Since we're talking about Rhode Island winters, not Saskatchewan winters, the town workers also had to decide if the ice was playable. If the ice was slushy, the lights would stay off.
 
But, of course, that didn't stop Boucher and his buddies, including his brother-in-law.
 
"Oh yeah, plenty of times," Boucher said when asked if he ever played when it wasn't advised. "And, I would go in the corner and sometimes the puck would fall into the water along the boards. That was more in late February or around then.
 
"In the afternoon on weekends, if it was 40-someide degrees and there were a lot of people on it the ice would get slushy and it wasn't as fun.

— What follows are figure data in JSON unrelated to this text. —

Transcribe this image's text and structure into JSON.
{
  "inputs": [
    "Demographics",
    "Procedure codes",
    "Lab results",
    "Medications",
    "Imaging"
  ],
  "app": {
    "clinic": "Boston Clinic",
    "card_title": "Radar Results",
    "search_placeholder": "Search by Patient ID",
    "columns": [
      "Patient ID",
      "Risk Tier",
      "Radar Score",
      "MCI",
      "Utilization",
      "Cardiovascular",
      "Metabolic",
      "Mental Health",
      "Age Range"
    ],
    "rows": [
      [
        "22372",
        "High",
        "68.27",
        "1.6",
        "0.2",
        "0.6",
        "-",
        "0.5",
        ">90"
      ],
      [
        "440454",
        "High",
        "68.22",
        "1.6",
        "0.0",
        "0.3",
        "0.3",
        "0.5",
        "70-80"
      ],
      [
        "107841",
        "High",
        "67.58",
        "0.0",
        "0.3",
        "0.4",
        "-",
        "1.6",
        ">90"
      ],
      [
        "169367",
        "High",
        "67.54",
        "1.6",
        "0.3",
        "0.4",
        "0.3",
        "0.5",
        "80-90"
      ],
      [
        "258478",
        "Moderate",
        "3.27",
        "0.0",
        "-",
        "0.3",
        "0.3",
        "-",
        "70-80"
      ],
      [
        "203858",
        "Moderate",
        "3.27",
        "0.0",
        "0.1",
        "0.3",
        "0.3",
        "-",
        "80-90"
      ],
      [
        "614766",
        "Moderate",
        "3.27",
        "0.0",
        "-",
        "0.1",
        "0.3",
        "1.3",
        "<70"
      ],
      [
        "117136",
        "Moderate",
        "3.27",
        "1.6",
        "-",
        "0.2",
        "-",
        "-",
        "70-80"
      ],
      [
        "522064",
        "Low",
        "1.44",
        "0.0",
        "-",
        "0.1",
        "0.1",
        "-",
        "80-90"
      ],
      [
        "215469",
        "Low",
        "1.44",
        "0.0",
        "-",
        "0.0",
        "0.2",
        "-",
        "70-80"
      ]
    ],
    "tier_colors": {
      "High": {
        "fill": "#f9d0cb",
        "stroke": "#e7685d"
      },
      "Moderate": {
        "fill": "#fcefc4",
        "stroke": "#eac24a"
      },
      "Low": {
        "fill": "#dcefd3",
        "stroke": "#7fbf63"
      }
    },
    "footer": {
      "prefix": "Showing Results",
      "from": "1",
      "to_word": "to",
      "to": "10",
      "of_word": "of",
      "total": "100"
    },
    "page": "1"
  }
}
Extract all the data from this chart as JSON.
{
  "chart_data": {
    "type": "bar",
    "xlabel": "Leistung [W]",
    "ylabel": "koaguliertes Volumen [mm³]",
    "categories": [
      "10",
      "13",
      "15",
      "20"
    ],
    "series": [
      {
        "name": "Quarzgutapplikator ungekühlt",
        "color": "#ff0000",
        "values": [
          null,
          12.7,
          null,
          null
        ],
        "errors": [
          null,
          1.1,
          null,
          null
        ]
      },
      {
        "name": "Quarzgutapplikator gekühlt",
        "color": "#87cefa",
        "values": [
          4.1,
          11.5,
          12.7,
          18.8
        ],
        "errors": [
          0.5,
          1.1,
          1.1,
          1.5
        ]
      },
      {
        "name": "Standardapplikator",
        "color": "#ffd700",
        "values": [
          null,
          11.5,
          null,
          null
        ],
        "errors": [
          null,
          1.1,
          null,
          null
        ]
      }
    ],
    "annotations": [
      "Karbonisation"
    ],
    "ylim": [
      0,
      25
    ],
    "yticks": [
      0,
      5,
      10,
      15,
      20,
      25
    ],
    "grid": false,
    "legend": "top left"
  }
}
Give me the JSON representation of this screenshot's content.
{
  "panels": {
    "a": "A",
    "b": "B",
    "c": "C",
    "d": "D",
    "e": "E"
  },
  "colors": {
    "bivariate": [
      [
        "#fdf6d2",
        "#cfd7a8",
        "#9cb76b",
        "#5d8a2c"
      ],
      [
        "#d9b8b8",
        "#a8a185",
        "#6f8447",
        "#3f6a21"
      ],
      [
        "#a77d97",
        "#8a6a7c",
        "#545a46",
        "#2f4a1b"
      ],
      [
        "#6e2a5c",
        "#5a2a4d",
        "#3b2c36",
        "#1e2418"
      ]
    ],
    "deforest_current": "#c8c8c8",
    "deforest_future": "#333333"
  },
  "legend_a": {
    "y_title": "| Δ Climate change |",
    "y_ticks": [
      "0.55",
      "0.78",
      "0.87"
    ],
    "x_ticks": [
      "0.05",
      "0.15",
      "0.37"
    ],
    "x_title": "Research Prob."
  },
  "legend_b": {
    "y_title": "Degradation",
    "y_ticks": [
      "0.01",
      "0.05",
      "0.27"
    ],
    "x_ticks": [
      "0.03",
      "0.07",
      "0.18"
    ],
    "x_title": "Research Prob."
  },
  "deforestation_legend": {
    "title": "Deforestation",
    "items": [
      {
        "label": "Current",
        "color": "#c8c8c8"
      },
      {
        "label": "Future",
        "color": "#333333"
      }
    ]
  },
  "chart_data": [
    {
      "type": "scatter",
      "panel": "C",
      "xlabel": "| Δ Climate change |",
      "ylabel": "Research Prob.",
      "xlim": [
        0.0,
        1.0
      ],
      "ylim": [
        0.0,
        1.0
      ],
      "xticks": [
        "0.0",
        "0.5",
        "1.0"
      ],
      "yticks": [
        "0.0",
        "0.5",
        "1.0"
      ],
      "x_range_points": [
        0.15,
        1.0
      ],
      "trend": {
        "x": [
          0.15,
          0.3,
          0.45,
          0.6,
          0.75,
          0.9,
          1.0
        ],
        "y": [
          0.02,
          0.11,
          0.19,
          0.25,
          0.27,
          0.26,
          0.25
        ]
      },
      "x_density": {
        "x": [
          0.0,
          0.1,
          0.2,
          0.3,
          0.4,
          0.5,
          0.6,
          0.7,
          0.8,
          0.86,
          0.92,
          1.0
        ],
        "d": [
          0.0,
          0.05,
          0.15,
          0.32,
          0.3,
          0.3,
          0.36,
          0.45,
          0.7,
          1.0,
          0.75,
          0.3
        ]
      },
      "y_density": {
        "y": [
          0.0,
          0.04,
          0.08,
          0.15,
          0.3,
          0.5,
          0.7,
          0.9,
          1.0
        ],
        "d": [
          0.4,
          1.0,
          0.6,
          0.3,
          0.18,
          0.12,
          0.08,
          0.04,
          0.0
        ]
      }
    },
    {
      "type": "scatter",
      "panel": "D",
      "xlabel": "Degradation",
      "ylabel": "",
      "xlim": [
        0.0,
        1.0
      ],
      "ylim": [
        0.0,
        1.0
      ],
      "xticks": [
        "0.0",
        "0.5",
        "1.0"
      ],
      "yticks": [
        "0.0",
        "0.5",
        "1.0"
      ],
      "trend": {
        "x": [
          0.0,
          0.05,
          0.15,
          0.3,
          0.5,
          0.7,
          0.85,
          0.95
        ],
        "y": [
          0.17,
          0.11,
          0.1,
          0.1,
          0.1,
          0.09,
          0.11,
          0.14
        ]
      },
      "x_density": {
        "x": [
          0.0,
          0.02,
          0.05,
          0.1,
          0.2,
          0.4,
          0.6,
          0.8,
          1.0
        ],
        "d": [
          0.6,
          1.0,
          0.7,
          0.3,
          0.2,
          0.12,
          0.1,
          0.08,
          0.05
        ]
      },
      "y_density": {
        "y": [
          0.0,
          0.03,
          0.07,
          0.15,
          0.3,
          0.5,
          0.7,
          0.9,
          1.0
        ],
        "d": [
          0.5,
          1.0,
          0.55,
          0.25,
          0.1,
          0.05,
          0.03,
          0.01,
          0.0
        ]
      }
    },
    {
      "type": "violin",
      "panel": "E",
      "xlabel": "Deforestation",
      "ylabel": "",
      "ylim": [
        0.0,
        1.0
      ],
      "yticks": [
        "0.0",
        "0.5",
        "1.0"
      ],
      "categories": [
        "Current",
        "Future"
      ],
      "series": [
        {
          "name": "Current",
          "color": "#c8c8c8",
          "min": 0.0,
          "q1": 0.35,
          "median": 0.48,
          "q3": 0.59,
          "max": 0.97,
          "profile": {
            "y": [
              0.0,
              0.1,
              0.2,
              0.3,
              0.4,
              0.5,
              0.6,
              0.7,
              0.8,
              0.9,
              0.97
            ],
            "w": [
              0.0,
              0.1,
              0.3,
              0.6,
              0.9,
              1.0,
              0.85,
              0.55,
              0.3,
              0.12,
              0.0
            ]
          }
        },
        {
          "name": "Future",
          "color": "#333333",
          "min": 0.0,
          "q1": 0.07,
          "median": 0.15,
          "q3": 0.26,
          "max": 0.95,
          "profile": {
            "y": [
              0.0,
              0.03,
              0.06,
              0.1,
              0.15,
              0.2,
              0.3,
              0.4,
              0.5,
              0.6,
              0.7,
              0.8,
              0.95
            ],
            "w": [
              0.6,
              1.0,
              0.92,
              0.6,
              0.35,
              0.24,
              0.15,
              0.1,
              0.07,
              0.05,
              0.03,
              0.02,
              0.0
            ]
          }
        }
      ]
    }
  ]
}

But, in January you could go out there when it was really cold and skate forever."
 
That's when it was so great to be a kid.
 
"Not that hockey wasn't fun for me, because I always looked forward to going to the rink, but there was just something about playing outside that made you have endless energy," Boucher said. "If you were thirsty, you didn't feel it. It's the purest part of the game."